The surgeons in general have made a good effort, as you can see if you’d like to read the policy statement for yourself. It’s pretty much what you would expect – “Go ahead and have your knee replaced in Timbuktu if you want to. It’s your right, so go ahead and devil take the hindmost. Just don’t come crying to me when things go south a month later.”  Only, of course, the surgeons employ the obligatory very polite and professional tone.

DrRich is struck by two aspects of the surgeon’s policy statement on medical tourism.

First, the surgeons begin with a litany of dire warnings regarding all the medical considerations one must take into account before trusting one’s health to foreign medical hands:

“Some of the intangible risks include variability in the training of medical and allied health professionals; differences in the standards to which medical institutions are held; potential difficulties associated with treatment far from family and friends; differences in transparency surrounding patient discussions; the approach to interpretation of test results; the accuracy and completeness of medical records; the lack of support networks, should longer-term care be needed; the lack of opportunity for follow-up care by treating physicians and surgeons; and the exposure to endemic diseases prevalent in certain countries.
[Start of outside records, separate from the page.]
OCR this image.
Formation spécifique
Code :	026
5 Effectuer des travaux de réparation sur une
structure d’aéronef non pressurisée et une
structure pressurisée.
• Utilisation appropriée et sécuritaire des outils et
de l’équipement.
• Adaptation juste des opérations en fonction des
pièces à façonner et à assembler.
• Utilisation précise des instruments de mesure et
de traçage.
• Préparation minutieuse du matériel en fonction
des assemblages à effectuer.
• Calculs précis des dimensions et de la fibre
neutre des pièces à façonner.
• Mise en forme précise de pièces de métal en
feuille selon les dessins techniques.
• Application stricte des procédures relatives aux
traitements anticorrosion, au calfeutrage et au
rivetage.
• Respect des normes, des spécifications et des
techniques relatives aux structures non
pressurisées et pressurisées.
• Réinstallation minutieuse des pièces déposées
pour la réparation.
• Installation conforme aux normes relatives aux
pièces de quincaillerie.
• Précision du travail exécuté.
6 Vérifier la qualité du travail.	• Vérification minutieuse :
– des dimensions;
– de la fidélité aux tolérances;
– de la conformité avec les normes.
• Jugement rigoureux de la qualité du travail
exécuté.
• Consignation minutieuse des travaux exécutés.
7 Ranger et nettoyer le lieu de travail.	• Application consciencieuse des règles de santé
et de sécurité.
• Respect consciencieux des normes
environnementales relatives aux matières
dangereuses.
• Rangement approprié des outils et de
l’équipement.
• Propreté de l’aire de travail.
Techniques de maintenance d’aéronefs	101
Language and cultural barriers may impair communication with physicians and other caregivers.”

These are all very important considerations. DrRich notes, however, that these very same considerations (even the warning about endemic diseases, once one allows for the MRSA infections which are secretly “endemic” in some American hospitals) must also be taken into account before agreeing to receive care even in an American institution. It may be that these considerations are more an issue in top-notch foreign hospitals than in your average American hospital, but DrRich is not convinced this is the case, and the surgeons do not provide any evidence that it is. That is, DrRich sees this very good advice as being equally applicable whether one is considering becoming a medical tourist, or just a typical American patient.

Second, and most astoundingly, DrRich notes – not so much with interest, but more with awe – that the surgeons are beseeching their patients to consider just how difficult it might be to launch a malpractice suit against foreign doctors. (DrRich himself does not know how difficult this would be. Given that we are being so strongly urged these days to merge the American legal system with international law, it might not be much of a problem for long.) Indeed, the potential difficulty in suing foreign doctors appears to be the chief differentiator, and the primary argument in favor of good-old-American-surgery. The surgeons, in essence, are saying, “Let us do your surgery, because we’re easier to sue if we screw up.”

This, from the very body of American physicians who are most at risk for malpractice suits, and who traditionally have been most vociferous in favor of malpractice reform.

DrRich can only shake his head in wonderment. If medical tourism is viewed by surgeons as such a dire threat that they are formally embracing medical malpractice suits as their chief weapon against it, then medical tourism must have already caught on far more than most of us realize.

Which means, of course, that when healthcare reform takes place, medical tourism will likely enter a phase of truly explosive growth.

And so, Dear Reader, thanks to this critical clue provided by our friends in the American College of Surgeons, DrRich can confidently offer yet another nugget of investment advice. He formally recommends the medical tourism industry – now in its infancy – as an area ripe for growth.